Notably, the computer was able to "diagnose multiple different kinds of skin cancer, not just melanoma, and we were able to do this with regular clinical images, rather than with specialized dermoscopic images," said Roberto Novoa, a co-author of the study and a dermatologist at Stanford Medicine.
He explained that doctors commonly use a dermatoscope, a specialized tool, to examine the skin for cancer. This tool enables a view from a similar distance with similar lighting and magnification, for easier diagnosis.
Though the algorithm lacked access to this expensive tool, its performance still equaled the accuracy of 21 dermatologists.
Though Thrun, Esteva and their colleagues warn that real testing in a clinical setting -- a doctor's office -- is still needed, they believe their research might be expanded to include other areas of medicine, such as ophthalmology, radiology and pathology.
With 6.3 billion smartphone subscriptions estimated to be in use by 2021 (PDF), the researchers noted, their new system, in the form of an app, could provide low-cost universal access to diagnostic care.
Science fiction is rife with visions of technology replacing human doctors. Dr. Leonard McCoy used a portable diagnostic device known as a tricorder to determine the medical condition of the USS Enterprise crew members in the "Star Trek" TV series and movies, recalled Dr. Sancy A. Leachman, a dermatologist and chairwoman of the department of dermatology at Oregon Health and Science University, and Glenn Merlino, a senior investigator at the National Cancer Institute, in their published commentary on the new study.

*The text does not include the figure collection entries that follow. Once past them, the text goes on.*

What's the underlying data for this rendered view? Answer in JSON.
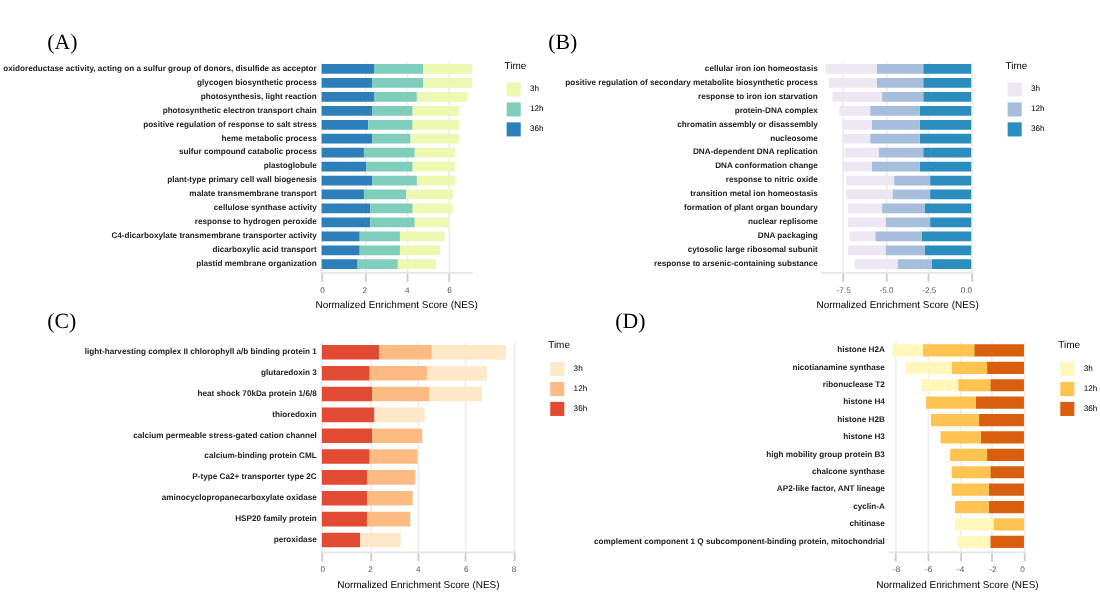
{
  "chart_data": [
    {
      "type": "bar",
      "orientation": "horizontal",
      "stacked": true,
      "title": "(A)",
      "xlabel": "Normalized Enrichment Score (NES)",
      "legend_title": "Time",
      "legend": "right",
      "grid": "x",
      "xlim": [
        -0.1,
        7.1
      ],
      "xticks": [
        0,
        2,
        4,
        6
      ],
      "categories": [
        "oxidoreductase activity, acting on a sulfur group of donors, disulfide as acceptor",
        "glycogen biosynthetic process",
        "photosynthesis, light reaction",
        "photosynthetic electron transport chain",
        "positive regulation of response to salt stress",
        "heme metabolic process",
        "sulfur compound catabolic process",
        "plastoglobule",
        "plant-type primary cell wall biogenesis",
        "malate transmembrane transport",
        "cellulose synthase activity",
        "response to hydrogen peroxide",
        "C4-dicarboxylate transmembrane transporter activity",
        "dicarboxylic acid transport",
        "plastid membrane organization"
      ],
      "series": [
        {
          "name": "36h",
          "color": "#2c7fb8",
          "values": [
            2.5,
            2.4,
            2.5,
            2.4,
            2.2,
            2.4,
            2.0,
            2.1,
            2.4,
            2.0,
            2.3,
            2.3,
            1.8,
            1.8,
            1.7
          ]
        },
        {
          "name": "12h",
          "color": "#7fcdbb",
          "values": [
            2.3,
            2.4,
            2.0,
            1.9,
            2.1,
            1.8,
            2.4,
            2.2,
            2.1,
            2.0,
            2.0,
            2.1,
            1.9,
            1.9,
            1.9
          ]
        },
        {
          "name": "3h",
          "color": "#edf8b1",
          "values": [
            2.3,
            2.3,
            2.4,
            2.2,
            2.2,
            2.3,
            1.9,
            2.0,
            1.8,
            2.2,
            1.9,
            1.6,
            2.1,
            1.9,
            1.8
          ]
        }
      ]
    },
    {
      "type": "bar",
      "orientation": "horizontal",
      "stacked": true,
      "title": "(B)",
      "xlabel": "Normalized Enrichment Score (NES)",
      "legend_title": "Time",
      "legend": "right",
      "grid": "x",
      "xlim": [
        -8.8,
        0.1
      ],
      "xticks": [
        {
          "value": -7.5,
          "label": "-7.5"
        },
        {
          "value": -5,
          "label": "-5.0"
        },
        {
          "value": -2.5,
          "label": "-2.5"
        },
        {
          "value": 0,
          "label": "0.0"
        }
      ],
      "categories": [
        "cellular iron ion homeostasis",
        "positive regulation of secondary metabolite biosynthetic process",
        "response to iron ion starvation",
        "protein-DNA complex",
        "chromatin assembly or disassembly",
        "nucleosome",
        "DNA-dependent DNA replication",
        "DNA conformation change",
        "response to nitric oxide",
        "transition metal ion homeostasis",
        "formation of plant organ boundary",
        "nuclear replisome",
        "DNA packaging",
        "cytosolic large ribosomal subunit",
        "response to arsenic-containing substance"
      ],
      "series": [
        {
          "name": "36h",
          "color": "#2b8cbe",
          "values": [
            -2.8,
            -2.8,
            -2.8,
            -3.0,
            -3.0,
            -3.0,
            -2.8,
            -3.0,
            -2.4,
            -2.4,
            -2.7,
            -2.4,
            -2.9,
            -2.7,
            -2.3
          ]
        },
        {
          "name": "12h",
          "color": "#a6bddb",
          "values": [
            -2.7,
            -2.7,
            -2.4,
            -2.9,
            -2.8,
            -2.9,
            -2.6,
            -2.8,
            -2.1,
            -2.2,
            -2.5,
            -2.6,
            -2.7,
            -2.3,
            -2.0
          ]
        },
        {
          "name": "3h",
          "color": "#ece7f2",
          "values": [
            -3.0,
            -2.8,
            -2.9,
            -1.8,
            -1.7,
            -1.6,
            -2.0,
            -1.7,
            -2.8,
            -2.7,
            -2.0,
            -2.2,
            -1.5,
            -2.2,
            -2.5
          ]
        }
      ]
    },
    {
      "type": "bar",
      "orientation": "horizontal",
      "stacked": true,
      "title": "(C)",
      "xlabel": "Normalized Enrichment Score (NES)",
      "legend_title": "Time",
      "legend": "right",
      "grid": "x",
      "xlim": [
        -0.1,
        8.1
      ],
      "xticks": [
        0,
        2,
        4,
        6,
        8
      ],
      "categories": [
        "light-harvesting complex II chlorophyll a/b binding protein 1",
        "glutaredoxin 3",
        "heat shock 70kDa protein 1/6/8",
        "thioredoxin",
        "calcium permeable stress-gated cation channel",
        "calcium-binding protein CML",
        "P-type Ca2+ transporter type 2C",
        "aminocyclopropanecarboxylate oxidase",
        "HSP20 family protein",
        "peroxidase"
      ],
      "series": [
        {
          "name": "36h",
          "color": "#e34a33",
          "values": [
            2.4,
            2.0,
            2.1,
            2.2,
            2.1,
            2.0,
            1.9,
            1.9,
            1.9,
            1.6
          ]
        },
        {
          "name": "12h",
          "color": "#fdbb84",
          "values": [
            2.2,
            2.4,
            2.4,
            null,
            2.1,
            2.0,
            2.0,
            1.9,
            1.8,
            null
          ]
        },
        {
          "name": "3h",
          "color": "#fee8c8",
          "values": [
            3.1,
            2.5,
            2.2,
            2.1,
            null,
            null,
            null,
            null,
            null,
            1.7
          ]
        }
      ]
    },
    {
      "type": "bar",
      "orientation": "horizontal",
      "stacked": true,
      "title": "(D)",
      "xlabel": "Normalized Enrichment Score (NES)",
      "legend_title": "Time",
      "legend": "right",
      "grid": "x",
      "xlim": [
        -8.5,
        0.1
      ],
      "xticks": [
        -8,
        -6,
        -4,
        -2,
        0
      ],
      "categories": [
        "histone H2A",
        "nicotianamine synthase",
        "ribonuclease T2",
        "histone H4",
        "histone H2B",
        "histone H3",
        "high mobility group protein B3",
        "chalcone synthase",
        "AP2-like factor, ANT lineage",
        "cyclin-A",
        "chitinase",
        "complement component 1 Q subcomponent-binding protein, mitochondrial"
      ],
      "series": [
        {
          "name": "36h",
          "color": "#d95f0e",
          "values": [
            -3.1,
            -2.3,
            -2.1,
            -3.0,
            -2.8,
            -2.7,
            -2.3,
            -2.1,
            -2.2,
            -2.2,
            null,
            -2.1
          ]
        },
        {
          "name": "12h",
          "color": "#fec44f",
          "values": [
            -3.2,
            -2.2,
            -2.0,
            -3.1,
            -3.0,
            -2.5,
            -2.3,
            -2.4,
            -2.3,
            -2.1,
            -1.9,
            null
          ]
        },
        {
          "name": "3h",
          "color": "#fff7bc",
          "values": [
            -1.9,
            -2.9,
            -2.3,
            null,
            null,
            null,
            null,
            null,
            null,
            null,
            -2.4,
            -2.0
          ]
        }
      ]
    }
  ]
}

Though still "fanciful," machines capable of non-invasive diagnosis are "becoming a reality," wrote Leachman and Merlino, neither of whom was involved in the new study.
That said, at least one issue still requires more investigation when it comes to a skin cancer-detecting automated system.
According to Leachman and Merlino, it is not known whether the artificial intelligence system featured in the new study can distinguish between similar-looking diseases. For example, a system would need to be able to identify melanoma versus benign seborrhoeic keratosis -- basically, a non-cancerous wart.
"Even the benign growths can be associated with certain syndromes and diseases that only a physician that has been clinically trained for detecting can diagnose," said Dr. Jill Waibel, a dermatologist and owner of the Miami Dermatology and Laser Institute.
Waibel, who did not participate in the study, added that "medical Imaging has dramatically transformed the practice of medicine," especially her field of dermatology. Yet despite many exciting developments, all of the new imaging systems are still being studied and explored for optimal uses, she said.
For many scientists, though, "Star Trek" still beckons: a future filled with machines that learn with each corrected mistake, improving their performance over time.
"This is a very specific study, and it has a very encouraging result," Thrun said. But he warned that before this research might be leveraged into anything resembling a tricorder, "we would have to run many more studies."